2000’li yıllardan sonra sağlık vurgusuyla başladı ve trende dönüştü. Son beş yılda daha da fazlalaştı ve gelişti. Bu biraz öze dönüşle de ilgili. Ekmeğin tarihi 5000 yıl öncesine Eski Mısır’a kadar dayanıyor diyorduk ama Göbeklitepe’yle birlikte bu 12.000 yıla çıktı; yani 7000 yıl daha geriye gitti. O zamanlarda da tarım toplumunun olduğu, yerleşik hayata geçildiği, ekmek yapıldığı keşfedildi. Belki daha da fazla bilgiye ulaşılacak, şu anda Göbeklitepe’nin sadece yüzde 7’si kazılmış durumda. Şimdi Mardin’de de aynı tarihli bir yerleşim bulundu. Baktığımız zaman ekmek hep kutsal. Hitit ve Sümer dönemlerine dair çok daha net bilgiler var. O dönemlerde ekmek “ninda” demek, çeşitlendikçe ekmeğin ismi de değişiyor. Hititlerde ortalama 350 çeşit ekmek olduğu söyleniyor çünkü Hititlerde ekmek tanrılara da kurban ediliyor. Kurban edileceği özel günlerde özel ekmekler yapılıyor ve o ismi alıyor. Romalıların döneminde ise ekmek etten daha pahalı. Bu, ziraatla ve üretimle, ekmeğe ulaşabilirlikle ilgili.
Sizin favori ekmeğiniz hangisi?
Ben %100 çavdar ekmeğini seviyorum. Ekşi mayayla kendim de yapıyorum. Çok yavaş mayalanıyor ama pişirdikten sonra 1 gün dinlendirip ince ince dilimleyerek zeytinyağıyla tükettiğimde bana keyfi yetiyor. Kokusu da son derece lezzetli ve cazip. Ama menemene en çok somun ekmek yakışıyor!
Sizce en sağlıklı ekmek hangisi?
Doygun ve ekşi maya ile yapılan ekmekler daha sağlıklı diyebilirim. Yani çok yedirmeyen, sizi doyuran ve tatmin edenler…

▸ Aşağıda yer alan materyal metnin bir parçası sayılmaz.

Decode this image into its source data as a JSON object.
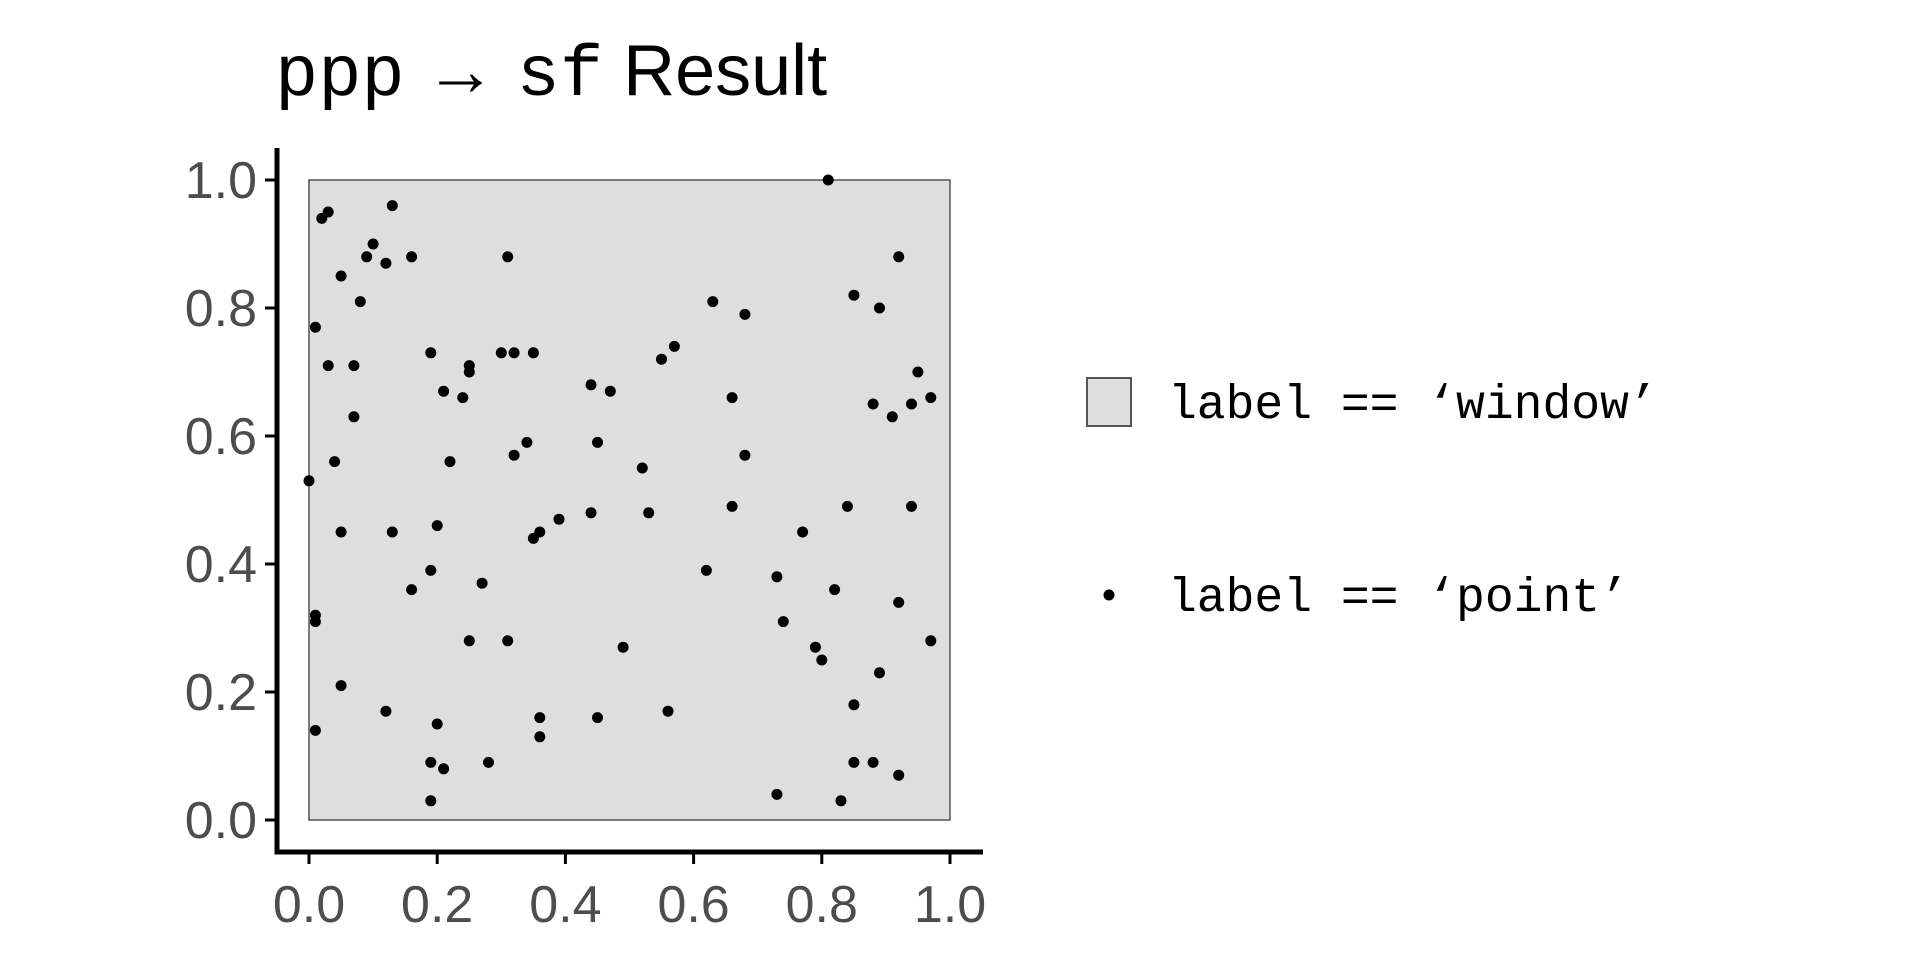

Evde ekmek yapmak istersek…
İyi un ve kaliteli maya en önemli iki etken. Unun organik pazarlardan ya da yerel üreticilerden temin edilmesini öneriyorum. Ben özellikle ekşi maya ve belli bir miktarda pekmez kullanıyorum. Pekmez ekmeğin kabuk yapısını, lezzetini ve fermantasyonda kokuyu değiştiriyor. Rengi daha kahverengimsi oluyor ama şeker tadı yok elbette. Pekmezin o malt, karamelize tadı ve kokusu hafifçe geliyor. 1 kg. un için ortalama 40 gr. kadar (2-3 yemek kaşığı) kullanıyorum.
Ekşi mayalı ekmeğin özelliği nedir?
Ekşi mayalı ekmek demek yediğiniz ekmeğin ekşi olduğu anlamına gelmiyor. O koku kullandığınız mayanın içindeki mikrobakterilerin asidik salgılarından dolayıdır. Ne kadar çok bekletirseniz, ısı dengesi ne kadar değişirse (örneğin artarsa) asidik oranı da artar. O oran artıkça o kekremsi koku ekmeğe daha çok geçer. Bütün olay bu.
Gelelim diğer uzmanlık alanınıza. Pasta tercihleri değişiyor mu?
Evet, zamanla değişiyor. Örneğin bundan 10 yıl önce rağbet gören pastalar yerini daha basit dokunuşlu tatlara bıraktı. Bunu insanların yönelimleri belirliyor. Krem şantiyle yapılan, gıda boyasının yoğun kullanıldığı pastalar artık çok gündemde değil. Dokunuşlardaki zarafet daha ön planda.
Sizin tercihiniz hangi yönde?
Ben çok renkli, gıda boyası katılmış uç renklerdeki pastaları çok sevecen bulmuyorum. Bana duygusal gelmiyor.
Sizce her şef her yemeği pişirebilir mi?
Önemli olan temel mutfak bilgisinin ve alt yapının sağlam olması. İnsanın kendini yetiştirmesine ve yeteneklerine de bağlı tabii. Pasta ve ekmekçilik üzerine eğitim bile almış olsanız, ihtiyaç duyulan bölümlerde de çalışabilmelisiniz.